Sally: "My wrists are on fire!"
I call this batch of poems ‘metaphysical ‘ because that’s where my mind seems to want to go, lately – it prefers not to concern itself with the strictly material . Mining reality-perception for nuggets of insight. If I’m going to maintain a subjective perspective in my poetry, I can’t get away from ruminations on mortality; but if I am more and more aware of the limits of life, I am also growing more aware of its infinite charms. (And if that seems paradoxical – that’s poetry for you.)
‘Metaphysical’ might imply ‘God’ to some. While I certainly show symptoms of the classic Western Civilization God-lack hangover, my cosmologarage does not house a personal jesus roadster. After pillaging the Catholic pantheon, flirting with paganism and indulging in a most sincere period of goddess-worship, I find the impersonality of the scientific-objective universe to be most comforting. It calls to our imagination, can’t you hear it calling? It is endless mystery. It will haunt us as long as our species walks the Earth.
(I remember when I started sending poems around to various quarterlies, back in the late eighties, there was one that quite pointedly, in its submission guidelines, told prospective contributors not to send any poems that contained the words ‘soul’ or ‘God’ or suchlike. Happily for that editor, should he or she chance across my little blog entry here, these poems contain neither word, except for one example of the negative form ‘soulless’.)
‘Metaphysical’, in my mind, has more to do with the function of ideals in our lives, and how we express them to ourselves and each other. We’re in a very conflicted time … an infuriating shouting-match of a time … certainly we’re on the cusp of enormous change, change that none of us can really understand on an individual level.
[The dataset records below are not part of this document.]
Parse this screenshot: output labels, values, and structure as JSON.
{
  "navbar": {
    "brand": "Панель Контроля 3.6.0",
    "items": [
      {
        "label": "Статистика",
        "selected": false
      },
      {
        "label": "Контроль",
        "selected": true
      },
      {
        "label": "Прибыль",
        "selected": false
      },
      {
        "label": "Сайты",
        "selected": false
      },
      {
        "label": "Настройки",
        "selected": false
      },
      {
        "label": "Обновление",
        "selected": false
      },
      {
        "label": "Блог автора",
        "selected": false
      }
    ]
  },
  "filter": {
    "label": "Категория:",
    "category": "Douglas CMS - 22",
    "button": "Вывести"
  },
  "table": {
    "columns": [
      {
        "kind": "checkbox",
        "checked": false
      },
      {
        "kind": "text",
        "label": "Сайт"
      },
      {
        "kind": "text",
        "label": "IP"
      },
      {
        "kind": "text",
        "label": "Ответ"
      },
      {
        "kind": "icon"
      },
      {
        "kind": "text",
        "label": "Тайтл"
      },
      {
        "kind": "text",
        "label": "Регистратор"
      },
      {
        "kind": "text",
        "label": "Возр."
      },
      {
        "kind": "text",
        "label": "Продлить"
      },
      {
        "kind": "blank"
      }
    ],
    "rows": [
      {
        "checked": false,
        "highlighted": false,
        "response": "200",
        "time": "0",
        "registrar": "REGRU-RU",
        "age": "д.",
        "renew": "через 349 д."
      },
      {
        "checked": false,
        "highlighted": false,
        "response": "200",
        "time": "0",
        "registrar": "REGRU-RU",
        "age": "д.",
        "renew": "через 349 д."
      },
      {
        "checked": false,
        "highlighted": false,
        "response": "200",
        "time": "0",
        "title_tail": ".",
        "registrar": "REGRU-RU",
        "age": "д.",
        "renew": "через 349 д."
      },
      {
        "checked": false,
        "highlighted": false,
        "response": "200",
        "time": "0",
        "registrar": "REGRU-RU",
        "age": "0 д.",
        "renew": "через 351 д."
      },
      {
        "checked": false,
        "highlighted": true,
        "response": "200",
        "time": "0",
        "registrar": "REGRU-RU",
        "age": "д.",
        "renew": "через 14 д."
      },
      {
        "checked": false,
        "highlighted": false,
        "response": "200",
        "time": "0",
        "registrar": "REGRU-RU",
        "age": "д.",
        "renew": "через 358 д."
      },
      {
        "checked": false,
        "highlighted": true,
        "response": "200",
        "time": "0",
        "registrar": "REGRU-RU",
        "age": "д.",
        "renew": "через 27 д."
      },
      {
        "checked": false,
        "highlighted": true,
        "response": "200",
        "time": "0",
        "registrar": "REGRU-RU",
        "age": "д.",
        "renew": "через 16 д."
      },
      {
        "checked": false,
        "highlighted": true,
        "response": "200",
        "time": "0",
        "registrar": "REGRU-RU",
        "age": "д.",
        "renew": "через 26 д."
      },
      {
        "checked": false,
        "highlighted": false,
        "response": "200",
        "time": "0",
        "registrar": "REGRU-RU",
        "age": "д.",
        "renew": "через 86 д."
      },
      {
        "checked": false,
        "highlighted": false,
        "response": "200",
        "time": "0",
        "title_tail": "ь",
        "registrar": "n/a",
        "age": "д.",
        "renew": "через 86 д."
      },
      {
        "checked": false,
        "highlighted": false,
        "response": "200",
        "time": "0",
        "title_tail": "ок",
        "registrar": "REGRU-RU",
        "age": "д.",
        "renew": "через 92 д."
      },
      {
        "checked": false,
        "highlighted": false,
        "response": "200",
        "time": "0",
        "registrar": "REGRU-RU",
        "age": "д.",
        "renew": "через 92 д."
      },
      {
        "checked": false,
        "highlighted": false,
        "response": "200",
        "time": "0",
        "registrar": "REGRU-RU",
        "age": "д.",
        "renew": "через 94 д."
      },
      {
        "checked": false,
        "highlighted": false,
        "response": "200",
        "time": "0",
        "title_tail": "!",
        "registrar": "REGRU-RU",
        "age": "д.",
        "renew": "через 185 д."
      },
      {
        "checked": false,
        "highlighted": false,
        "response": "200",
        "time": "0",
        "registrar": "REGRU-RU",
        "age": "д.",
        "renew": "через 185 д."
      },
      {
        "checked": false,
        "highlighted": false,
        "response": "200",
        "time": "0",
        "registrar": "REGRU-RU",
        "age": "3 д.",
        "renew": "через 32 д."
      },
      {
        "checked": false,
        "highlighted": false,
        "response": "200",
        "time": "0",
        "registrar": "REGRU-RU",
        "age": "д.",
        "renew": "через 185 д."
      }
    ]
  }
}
And beyond the simple nuts-and-bolts issues of how these coming changes are going to be dealt with, on individual and collective levels, locally and globally … there’s also the question of how we’re going to arm our spirits to meet these changes.
Are we going to go off the deep end and call it Apocalypse? Take refuge in fatalism? I can understand the allure of Death Writ Large – this world is a fucking pain in the ass, after all, and who isn’t fed up? – but if we’re collectively considering ‘ending it all’, then the way is also open for radical, joyful change, an opening of the way, at last, to all the crazy hopeful ideas that have been waiting in the wings.
While the dying forms (big industry, big money, and – dare I say it? – big religion) have kept throwing the dice (“one more time, baby, I’m feelin’ lucky tonight!”) and kept the door barred against the rapidly changing face of the future, still, fingers of light shine through. These poems are about that.